Here’s a riddle for you: How can a medical test that is 99% accurate be wrong half the time, even when it is performed correctly?
The answer: When the disease is rare. That doesn’t seem to make much sense – testing is even more important when a disease is rare, isn’t it? – but it’s true.
The explanation involves statistics (yuck!), which means many people won’t believe it. But this fact, which is well known in public health, is important if we want to make good decisions about our own health and understand decisions that are made for public health policy.
Why bring this up? When I hear debates about health issues, people often act as if we could solve all problems if we just did enough testing. This result, which I like to call the Positive Predictive Paradox or Triple-P because that name sounds cool, lets us know that testing isn’t always the get-out-of-jail card that it seems to be.
So here’s how the paradox works. (Warning: It includes numbers and arithmetic!)
Imagine a town of 10,000 people in which 1% of the population has a deadly disease. You want to find out who those people are using a test that’s 99% accurate, so you give the test to everybody.
There are 100 people in town who have the disease – that’s 1% of the total population – and the test finds 99 of them, missing just a single sick person. Well done!
But remember that 9,900 of the people who were tested do not have the disease. The test is 99% accurate so it knows that 9,801 of them are healthy. What a relief!
But since the test is sometimes wrong, it incorrectly says that 1% of the healthy people are infected. That’s 99 people, all of whose lives are turned upside down when they’re told (incorrectly) that they have a deadly disease.
Look at those results again. Testing the whole population for a rare disease produced 198 positive results, but one-half of them were wrong: 99 of the people were sick but 99 were actually healthy.
A 99% accurate result was wrong half the time. Truly that’s a Paradox from Prediction of Positive results. Triple P in action!
The situation is worse in real life because no medical test is that accurate. Even 95% accuracy is excellent, yet in the above scenario a 95% test would produce 495 false positives – people told incorrectly that they had a deadly disease – for just 95 correct positives, an error rate of 4-to-1.
Imagine the outrage and chaos that would result if a population was given a medical test for a deadly disease but four-fifths of the positive results were wrong.
This explains why we don’t do widespread tests for rare diseases, even though it seems to be the obvious action. The reluctance isn’t due to bad tests or to cost or to pressure from “big pharma” or the “natural medicine” lobby. It’s due to math.
The situation is different for diseases that are common. For example, if one-third of our fictional town had the illness in question then a test which is 99% accurate would find 329 truly sick people and give a false diagnosis to just seven people, an error rate that is probably acceptable.
However, if a disease is that common it might be cheaper and faster just to treat everybody without bothering to test. Better yet, vaccinate them if a vaccine is available.
In other words, public health is complicated. In some ways, I think it’s the most complicated thing that society does, since it has to factor in biology, economics, individual preferences, group behavior and politics.
And statistics. Whatever you do, don’t forget statistics.
I respectfully dissent. New Hampshire’s newborn screening program DOES test for rare diseases, and well it should. Plus it’s widespread, reaching essentially every baby born in the state. The paradox you describe notwithstanding — that “99 percent accurate” can still yield a lot of false positives — this is good public policy for two reasons. First, the value of identifying the TRUE positives can be astronomically high, saving lives and abating suffering in a manner that vastly outweighs the social cost of false positives. Second, positives don’t result in mindless uncritical diagnosis in this scenario — they result in more refined testing and careful monitoring so that nobody actually gets incorrectly diagnosed.
All of this is why, about 15 years ago, I worked like hell to get cystic fibrosis CF added to the state’s newborn screening program.

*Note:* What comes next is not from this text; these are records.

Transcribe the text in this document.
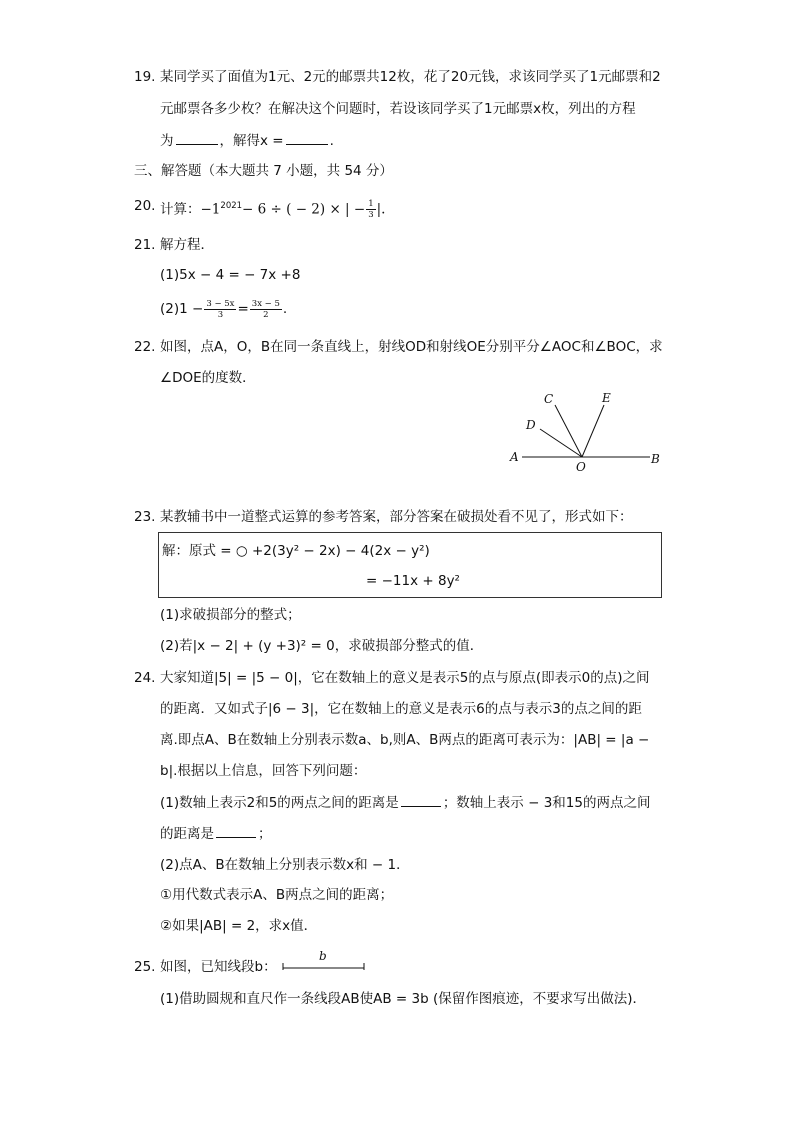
19. 某同学买了面值为1元、2元的邮票共12枚，花了20元钱，求该同学买了1元邮票和2
元邮票各多少枚？在解决这个问题时，若设该同学买了1元邮票x枚，列出的方程
为	，解得x =	.
三、解答题（本大题共 7 小题，共 54 分）
20. 计算：$-1^{2021}- 6$ ÷ ( − 2) × | − $\frac{1}{3}$ |.
21. 解方程．
(1)5x − 4 = − 7x +8
$(2)1 - \frac{3 - 5x}{3} = \frac{3x - 5}{2}$ .
22. 如图，点A，O，B在同一条直线上，射线OD和射线OE分别平分∠AOC和∠BOC，求
∠DOE的度数．
A
O
B
C
D
E
23. 某教辅书中一道整式运算的参考答案，部分答案在破损处看不见了，形式如下：
解：原式 = ○ +2(3y² − 2x) − 4(2x − y²)
= −11x + 8y²
(1)求破损部分的整式；
(2)若|x − 2| + (y +3)² = 0，求破损部分整式的值．
24. 大家知道|5| = |5 − 0|，它在数轴上的意义是表示5的点与原点(即表示0的点)之间
的距离．又如式子|6 − 3|，它在数轴上的意义是表示6的点与表示3的点之间的距
离.即点A、B在数轴上分别表示数a、b,则A、B两点的距离可表示为：|AB| = |a −
b|.根据以上信息，回答下列问题：
(1)数轴上表示2和5的两点之间的距离是	；数轴上表示 − 3和15的两点之间
的距离是	；
(2)点A、B在数轴上分别表示数x和 − 1．
①用代数式表示A、B两点之间的距离；
②如果|AB| = 2，求x值．
25. 如图，已知线段b：
b
(1)借助圆规和直尺作一条线段AB使AB = 3b (保留作图痕迹，不要求写出做法)．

We succeeded, and I’m still proud of that achievement. As a CF dad I saw firsthand the terrible cost of not screening every baby for CF at birth. As I write, I’m in Nashville at this year’s North American Cystic Fibrosis Conference, hearing about how a massive scientific effort has brought us to the edge of a cure for this ‘rare’ disease. (Rare, by the way is a funny concept. One in 25 people, me included, carry a CF mutation.) Delivering these emerging therapies to every CF kid, starting at birth, is the greatest story in medicine right now. Nothing false about that!
It would not hurt to use the relevant statistical terms- sensitivity and specificity, as opposed to accuracy. While in general you want both to be extremely high, the prevalence of the disease and it’s implications can let you sacrifice one for the other (e.g. something highly contagious but not noticed like Covid you want maximum sensitivity and perhaps are willing to have some false +’s). Your observation is not a new one- it’s the primary reason that mammography has fallen out of favor. There is a real cost to telling people who do not have a disease that they have it. It’s often financial (more testing, procedures etc which in this country people typically pay for) and of course emotional. Being told you have a disease causes a lot of stress, and stress is without doubt bad for your health.